Obama Mengatakan Dunia Sedang Mengawasi Referendum Sudan
WASHINGTON – Presiden Obama hari Minggu mengatakan bahwa dunia sedang menyaksikan para pemilih di Sudan selatan pergi ke tempat pemungutan suara dalam referendum selama seminggu yang diperkirakan akan memecah negara Afrika yang bermasalah itu menjadi dua dan menciptakan negara terbaru di dunia.
Menulis di The New York Times, Obama mengatakan bahwa tidak setiap generasi memiliki kesempatan untuk “membalik halaman masa lalu dan menulis babak baru dalam sejarah.”

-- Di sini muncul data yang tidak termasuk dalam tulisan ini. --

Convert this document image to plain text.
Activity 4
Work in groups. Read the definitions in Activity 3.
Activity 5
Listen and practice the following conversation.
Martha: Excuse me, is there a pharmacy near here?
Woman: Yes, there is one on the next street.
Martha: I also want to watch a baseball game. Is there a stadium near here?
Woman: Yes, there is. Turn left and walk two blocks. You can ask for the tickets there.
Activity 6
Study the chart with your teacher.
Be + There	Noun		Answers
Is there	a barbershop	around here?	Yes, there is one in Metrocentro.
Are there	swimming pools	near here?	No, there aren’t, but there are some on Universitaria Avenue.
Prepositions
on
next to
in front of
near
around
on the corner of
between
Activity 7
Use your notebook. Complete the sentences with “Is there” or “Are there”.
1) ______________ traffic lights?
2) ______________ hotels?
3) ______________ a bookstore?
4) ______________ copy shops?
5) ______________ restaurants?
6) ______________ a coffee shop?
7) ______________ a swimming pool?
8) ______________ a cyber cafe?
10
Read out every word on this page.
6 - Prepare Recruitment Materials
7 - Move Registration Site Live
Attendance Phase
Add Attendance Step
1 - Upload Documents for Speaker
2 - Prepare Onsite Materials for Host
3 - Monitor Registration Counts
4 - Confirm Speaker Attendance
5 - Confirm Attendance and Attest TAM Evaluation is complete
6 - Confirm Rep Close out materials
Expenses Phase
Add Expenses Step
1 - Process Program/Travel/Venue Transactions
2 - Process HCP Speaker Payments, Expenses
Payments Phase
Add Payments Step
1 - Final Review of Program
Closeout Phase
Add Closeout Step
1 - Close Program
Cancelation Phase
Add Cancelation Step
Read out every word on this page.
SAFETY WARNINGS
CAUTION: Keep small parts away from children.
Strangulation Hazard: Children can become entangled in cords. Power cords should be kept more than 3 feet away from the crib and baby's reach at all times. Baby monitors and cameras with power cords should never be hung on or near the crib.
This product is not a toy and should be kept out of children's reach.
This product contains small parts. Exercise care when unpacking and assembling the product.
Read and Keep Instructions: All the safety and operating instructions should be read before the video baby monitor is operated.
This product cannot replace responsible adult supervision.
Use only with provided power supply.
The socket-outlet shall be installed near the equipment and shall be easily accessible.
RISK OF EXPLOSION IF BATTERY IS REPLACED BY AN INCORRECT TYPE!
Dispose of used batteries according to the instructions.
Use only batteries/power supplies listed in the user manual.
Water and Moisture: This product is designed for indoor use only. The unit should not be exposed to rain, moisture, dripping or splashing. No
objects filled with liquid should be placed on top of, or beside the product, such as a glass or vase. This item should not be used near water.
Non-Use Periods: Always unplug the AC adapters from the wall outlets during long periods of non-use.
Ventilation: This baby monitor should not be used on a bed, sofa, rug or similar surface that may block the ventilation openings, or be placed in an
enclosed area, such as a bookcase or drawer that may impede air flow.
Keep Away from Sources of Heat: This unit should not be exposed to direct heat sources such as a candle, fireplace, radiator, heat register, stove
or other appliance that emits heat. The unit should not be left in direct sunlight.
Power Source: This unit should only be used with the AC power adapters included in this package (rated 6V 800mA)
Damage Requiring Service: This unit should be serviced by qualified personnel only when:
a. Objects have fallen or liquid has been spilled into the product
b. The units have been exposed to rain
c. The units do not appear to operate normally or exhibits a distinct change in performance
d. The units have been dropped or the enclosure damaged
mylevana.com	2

“Tetapi saat ini, setelah 50 tahun perang saudara yang telah menewaskan 2 juta orang dan membuat jutaan lainnya menjadi pengungsi, inilah peluang yang ada di hadapan rakyat Sudan Selatan,” katanya.
Wilayah selatan, yang mayoritas penduduknya beragama Kristen, diperkirakan akan memisahkan diri dari wilayah utara yang mayoritas penduduknya Muslim, sehingga akan memecah negara terbesar di Afrika menjadi dua.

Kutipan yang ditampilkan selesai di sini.